The Cystic Fibrosis Foundation had expected about 60 people from around the US to fly in to DC to participate on the annual March On The Hill event today.  However, expectations of up to 12 inches of snow in the area cancelled flights as well as the congressional session today.  Realizing that we wouldn't likely be able to meet with our respective Representatives and Sentaors, the CFF March on the Hill team decided to cancel the event.

However, questions lingered...what about the 15 people already in town for MOH?  And what happens if the expected "12 inches of snow" turns into nothing but "ice-cold rain"?  The answer:  You pull together to make the best of it and you call it "Mini March" (as in mini-March on the Hill.)


Mary Dwight and Eric Chamberlin (see standing in picture) from the CFF's Public Policy department met with those of us in town this afternoon to train us on all things "advocacy" in the event we can meet with our Congressman's office should the federal government continue on as planned tomorrow.  (The congressional session has already let out for the week due to the weather.  Whether we will meet with staff or not is still to be determined.  But I expect we will have a chance to speak with someone from most of the offices we had hoped to meet with.  Unfortunately, we won't get the face-to-face Congressional appointment we were hoping for).

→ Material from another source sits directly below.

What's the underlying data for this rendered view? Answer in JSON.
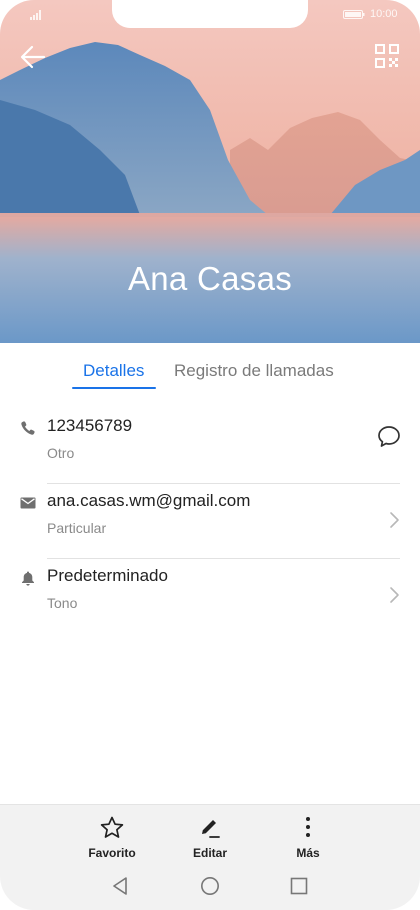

It's late and I need to head to bed so I don't have time to write what I learned today.  But it was wonderful to learn better about how Congress works, what we need from the federal government and how to tell our story effectively.  I am so thankful Bennett has such a wonderful organization advocating on his behalf.

Of course my greatest delight from attending any Cystic Fibrosis Foundation event is meeting the people.  I love it when I get to meet families who can speak CF-jargon and immediately understand the feelings involved with a child whose health is deteriorating, a child who just learned how to swallow pills or a doctor whom is very beloved.

Cystic Fibrosis is an honest disease.  So, I often find honest people behind the disease - honesty with regards to gross things (such as mucus plugs and CF digestive issues), honesty in needing community, honesty in the hope of a cure.  It feels good to not have to say anything to someone and know they just get you in this area of your life.

I look forward to another day with these folks.  I'm very proud of the organization that is helping our son.  And I appreciate so much the opportunity to be a part of it.   I hope that tomorrow I can use the training we were given today.  But, most importantly, I hope tomorrow brings laughter and honesty with a group of families going through raising a child with CF just like us.